Victim of botched Chicago raid agrees to meeting with mayor
Columbia Basin Herald | UPDATED 4 years AGO
CHICAGO (AP) — A Black woman who wasn’t allowed to dress before being handcuffed during a mistaken 2019 police raid on her home has agreed to meet with Chicago’s mayor, her attorney said Monday.
The woman, social worker Anjanette Young, plans to meet with Mayor Lori Lightfoot Wednesday at Progressive Baptist Church where she is a member, attorney Keenan J. Saulter said.
But Lightfoot said Monday that specific “details were still being worked out” on the meeting.
“It is certainly my hope that Miss Young and I meet and meet soon," Lightfoot told reporters at an unrelated news conference.
Saulter said Young has also planned for a larger meeting with aldermen and Police Superintendent David Brown
The February 2019 wrongful raid on Young's home has drawn wide criticism because police officers didn’t allow her to dress before handcuffing her.
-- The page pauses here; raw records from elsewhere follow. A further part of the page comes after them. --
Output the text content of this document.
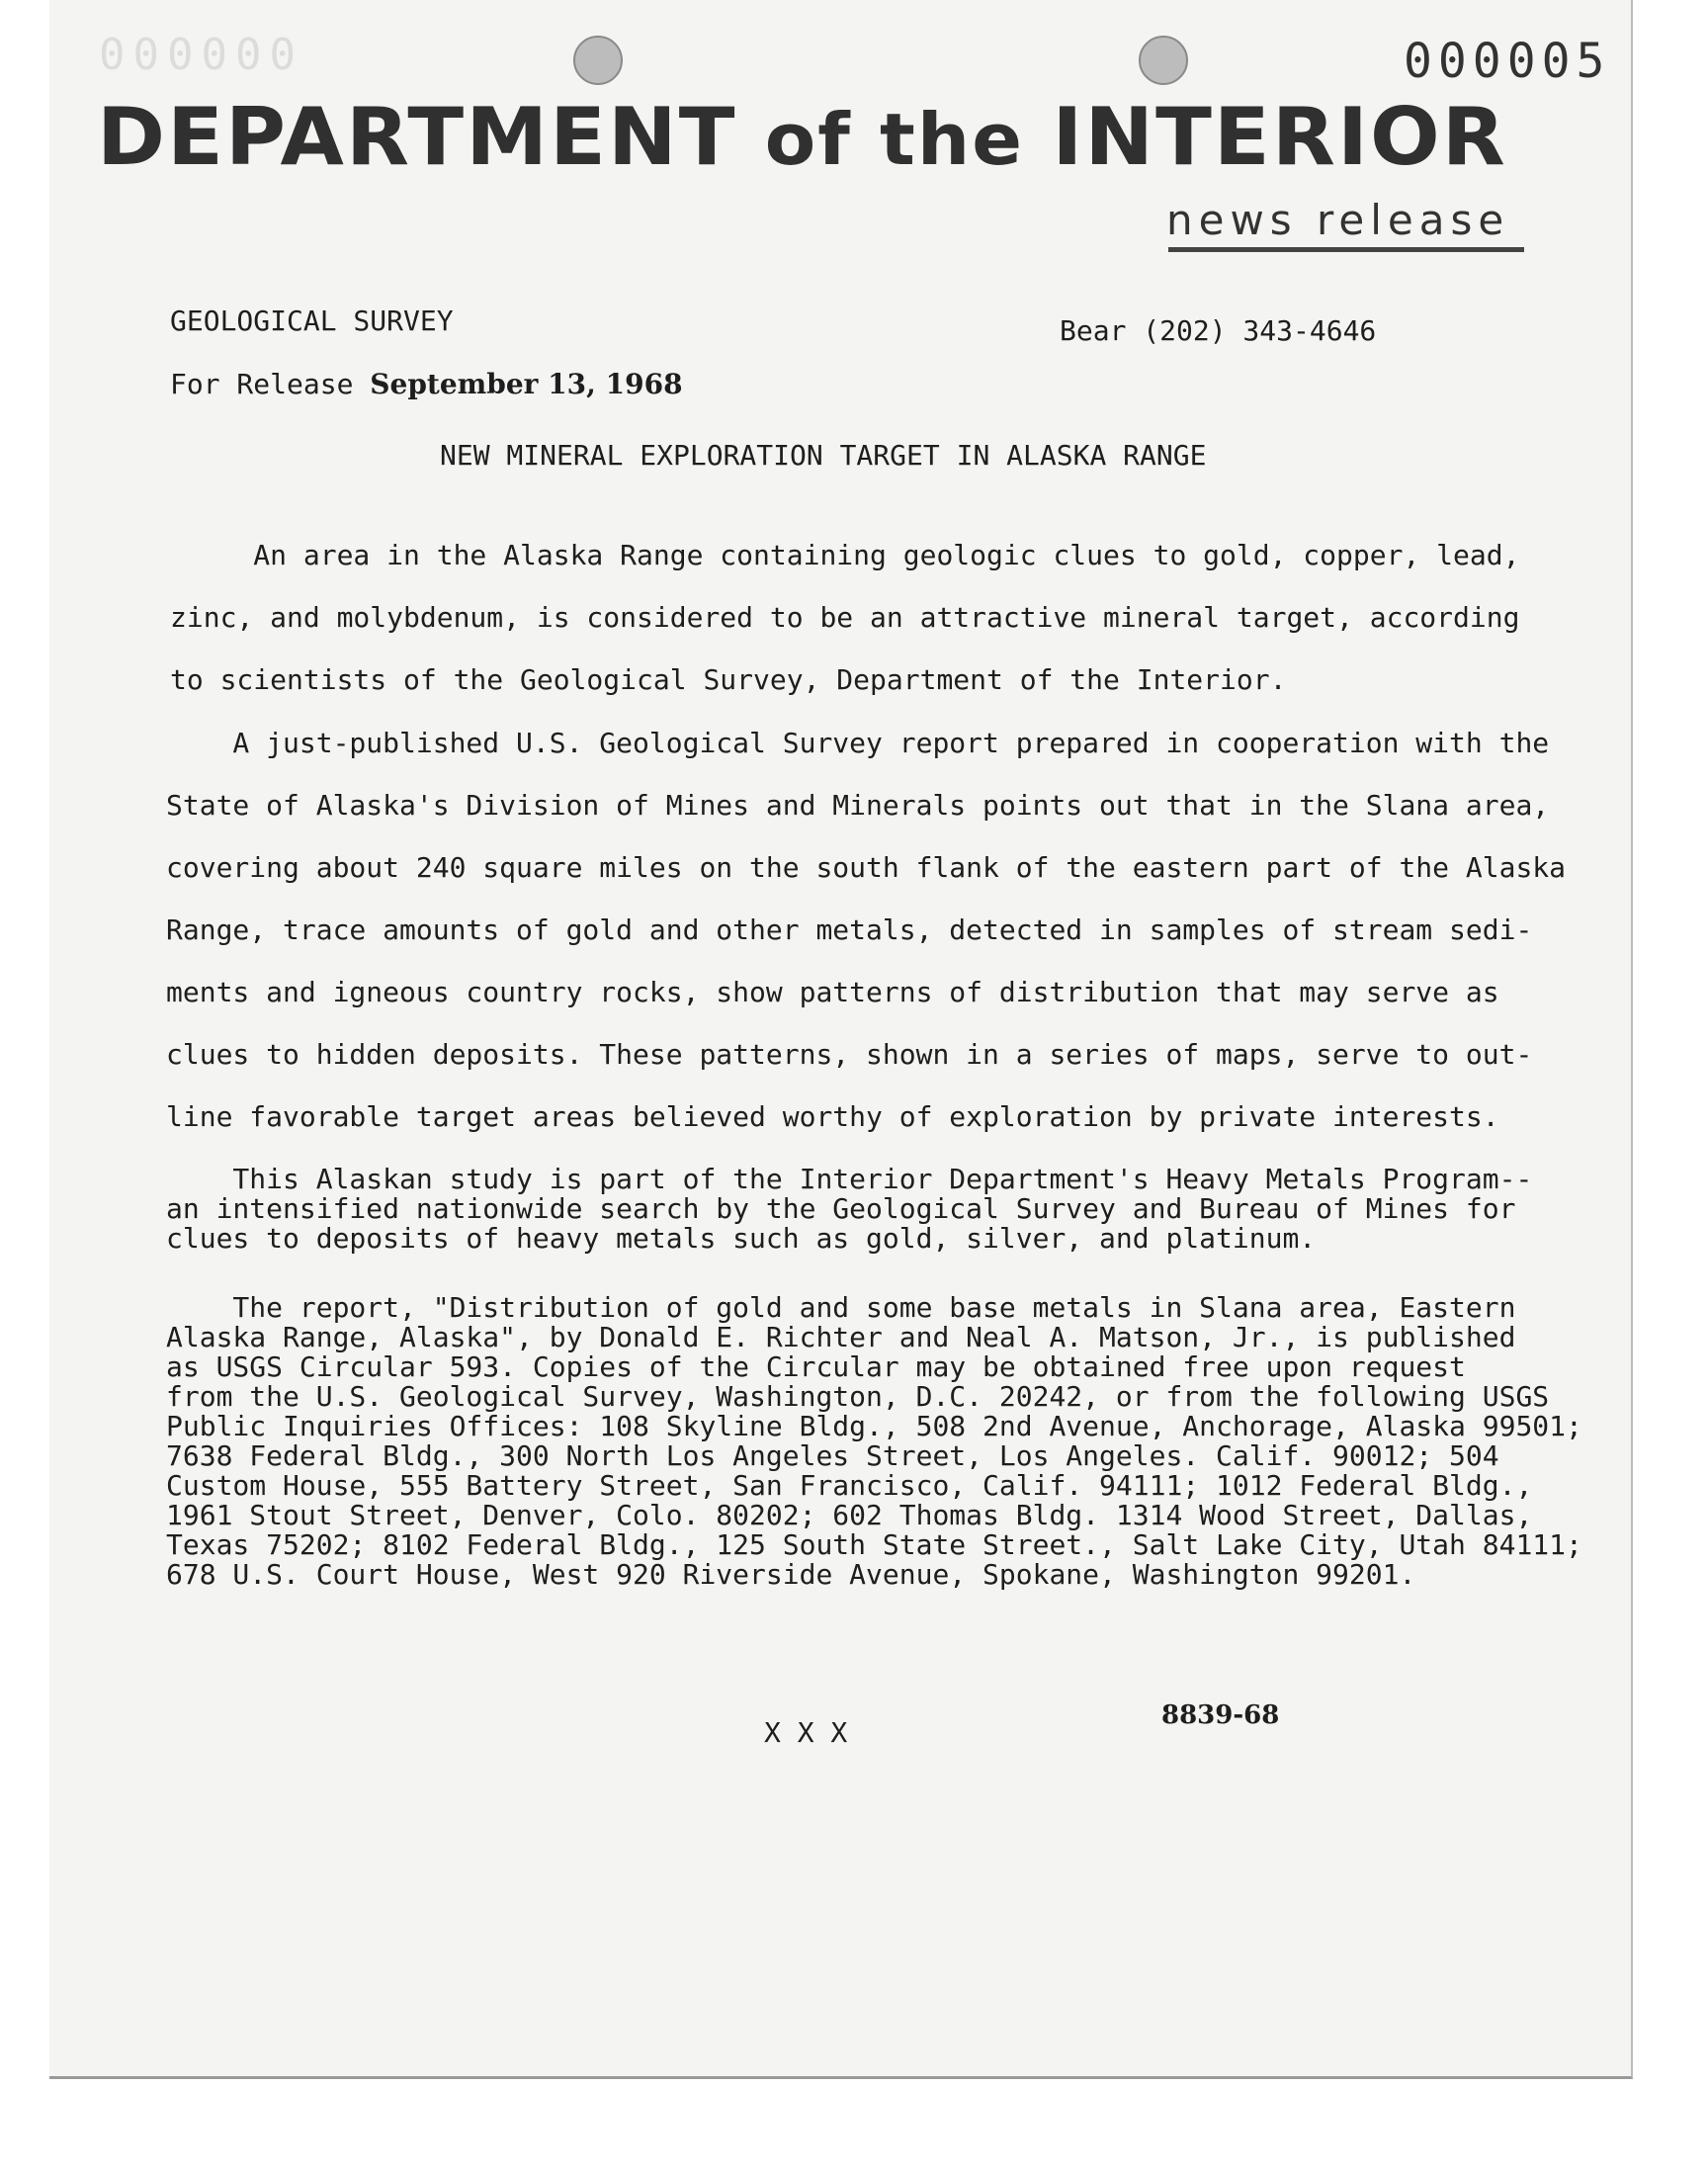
000000	000005
DEPARTMENT of the INTERIOR
news release
GEOLOGICAL SURVEY	Bear (202) 343-4646
For Release September 13, 1968
NEW MINERAL EXPLORATION TARGET IN ALASKA RANGE
An area in the Alaska Range containing geologic clues to gold, copper, lead,
zinc, and molybdenum, is considered to be an attractive mineral target, according
to scientists of the Geological Survey, Department of the Interior.
A just-published U.S. Geological Survey report prepared in cooperation with the
State of Alaska's Division of Mines and Minerals points out that in the Slana area,
covering about 240 square miles on the south flank of the eastern part of the Alaska
Range, trace amounts of gold and other metals, detected in samples of stream sedi-
ments and igneous country rocks, show patterns of distribution that may serve as
clues to hidden deposits. These patterns, shown in a series of maps, serve to out-
line favorable target areas believed worthy of exploration by private interests.
This Alaskan study is part of the Interior Department's Heavy Metals Program--
an intensified nationwide search by the Geological Survey and Bureau of Mines for
clues to deposits of heavy metals such as gold, silver, and platinum.
The report, "Distribution of gold and some base metals in Slana area, Eastern
Alaska Range, Alaska", by Donald E. Richter and Neal A. Matson, Jr., is published
as USGS Circular 593. Copies of the Circular may be obtained free upon request
from the U.S. Geological Survey, Washington, D.C. 20242, or from the following USGS
Public Inquiries Offices: 108 Skyline Bldg., 508 2nd Avenue, Anchorage, Alaska 99501;
7638 Federal Bldg., 300 North Los Angeles Street, Los Angeles. Calif. 90012; 504
Custom House, 555 Battery Street, San Francisco, Calif. 94111; 1012 Federal Bldg.,
1961 Stout Street, Denver, Colo. 80202; 602 Thomas Bldg. 1314 Wood Street, Dallas,
Texas 75202; 8102 Federal Bldg., 125 South State Street., Salt Lake City, Utah 84111;
678 U.S. Court House, West 920 Riverside Avenue, Spokane, Washington 99201.
X X X
8839-68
In police video footage, she repeatedly tells officers executing a search warrant that they have the wrong home. Lawmakers and civil rights activists have decried the incident, first aired by Chicago's WBBM-TV, as racist and an affront to a Black woman’s dignity.
In the fallout, Chicago’s top attorney resigned, Mayor Lori Lightfoot announced an independent investigation and 12 officers were placed on administrative duty pending the outcome of an investigation by the Civilian Office of Police Accountability. Lightfoot has publicly apologized for what happened to Young during the raid that occurred before her election in spring 2019 and several missteps by the city, including attempting to block the television station from airing the footage.